It depends what cooker/smoker platform you're using.
I have a cheap Brinkmann offset.  I get it started with about 1/2 chimney in the offset chamber when I'm smoking.  If I'm grilling, a full chimney in the charcoal grate under the main chamber grates is good.
I have a Weber kettle.  1/2 chimney is good for grilling, but way too much for a low and slow smoke.  I use a double row of coal in the snake method and light the end coals with a propane torch

edit because the post chopped off most of my reply


----------



## Gocubs1815

Okay, thanks for the info. But plot twist...

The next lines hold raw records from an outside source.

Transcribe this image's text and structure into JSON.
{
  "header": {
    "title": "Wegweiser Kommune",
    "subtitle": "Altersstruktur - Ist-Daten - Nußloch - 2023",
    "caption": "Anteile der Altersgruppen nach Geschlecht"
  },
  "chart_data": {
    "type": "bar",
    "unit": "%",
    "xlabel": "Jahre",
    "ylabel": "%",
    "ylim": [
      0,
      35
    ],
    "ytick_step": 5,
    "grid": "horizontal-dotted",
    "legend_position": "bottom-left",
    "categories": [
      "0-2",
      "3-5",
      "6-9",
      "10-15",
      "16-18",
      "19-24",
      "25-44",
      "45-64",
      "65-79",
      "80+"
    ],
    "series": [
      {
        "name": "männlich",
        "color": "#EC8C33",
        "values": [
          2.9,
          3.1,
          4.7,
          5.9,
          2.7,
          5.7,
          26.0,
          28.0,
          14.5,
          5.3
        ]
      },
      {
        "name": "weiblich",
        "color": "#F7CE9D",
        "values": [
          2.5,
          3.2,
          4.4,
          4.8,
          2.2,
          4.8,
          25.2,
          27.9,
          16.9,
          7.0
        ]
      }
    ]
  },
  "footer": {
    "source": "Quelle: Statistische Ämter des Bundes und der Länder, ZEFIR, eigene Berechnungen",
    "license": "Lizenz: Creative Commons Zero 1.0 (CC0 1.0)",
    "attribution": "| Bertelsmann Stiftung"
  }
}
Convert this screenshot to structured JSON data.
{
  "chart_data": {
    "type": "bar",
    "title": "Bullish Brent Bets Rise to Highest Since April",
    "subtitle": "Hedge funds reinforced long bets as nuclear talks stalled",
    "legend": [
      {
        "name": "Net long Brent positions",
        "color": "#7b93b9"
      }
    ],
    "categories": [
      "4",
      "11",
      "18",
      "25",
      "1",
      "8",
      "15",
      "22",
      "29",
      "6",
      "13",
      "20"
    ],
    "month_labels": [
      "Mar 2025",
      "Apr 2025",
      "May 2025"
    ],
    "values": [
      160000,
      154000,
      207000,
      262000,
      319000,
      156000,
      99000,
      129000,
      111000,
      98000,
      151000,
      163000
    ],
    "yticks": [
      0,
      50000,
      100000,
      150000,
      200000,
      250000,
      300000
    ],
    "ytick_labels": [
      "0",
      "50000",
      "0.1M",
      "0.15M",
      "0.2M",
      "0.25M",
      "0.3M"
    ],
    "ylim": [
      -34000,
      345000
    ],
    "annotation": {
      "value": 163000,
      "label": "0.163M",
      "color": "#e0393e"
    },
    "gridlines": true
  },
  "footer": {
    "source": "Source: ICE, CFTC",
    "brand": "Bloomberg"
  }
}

Instead if a Webber Kettle, what if you're cooking in a smoker with 72'x32'x24 dimensions. That's 32 square feet that need to be heated to 250°
How much coal do you think one would need?


----------



## jcam222

Gocubs1815 said:


> Okay, thanks for the info. But plot twist...
> 
> Instead if a Webber Kettle, what if you're cooking in a smoker with 72'x32'x24 dimensions. That's 32 square feet that need to be heated to 250°
> How much coal do you think one would need?


Probably help to know more about your smoker type. That’s pretty big. Offset? cabinet? In my opinion in a cooker that big it’s not as much how much charcoal , it’s all about controlling the heat with airflow. In my large vertical 270 smoker I fill the basket with a good 12 lbs or more of lump. I toss one chimney of lit coals on top that. Whether I fill it full or half full the temp management is all about adjusting the top and bottom vents.


----------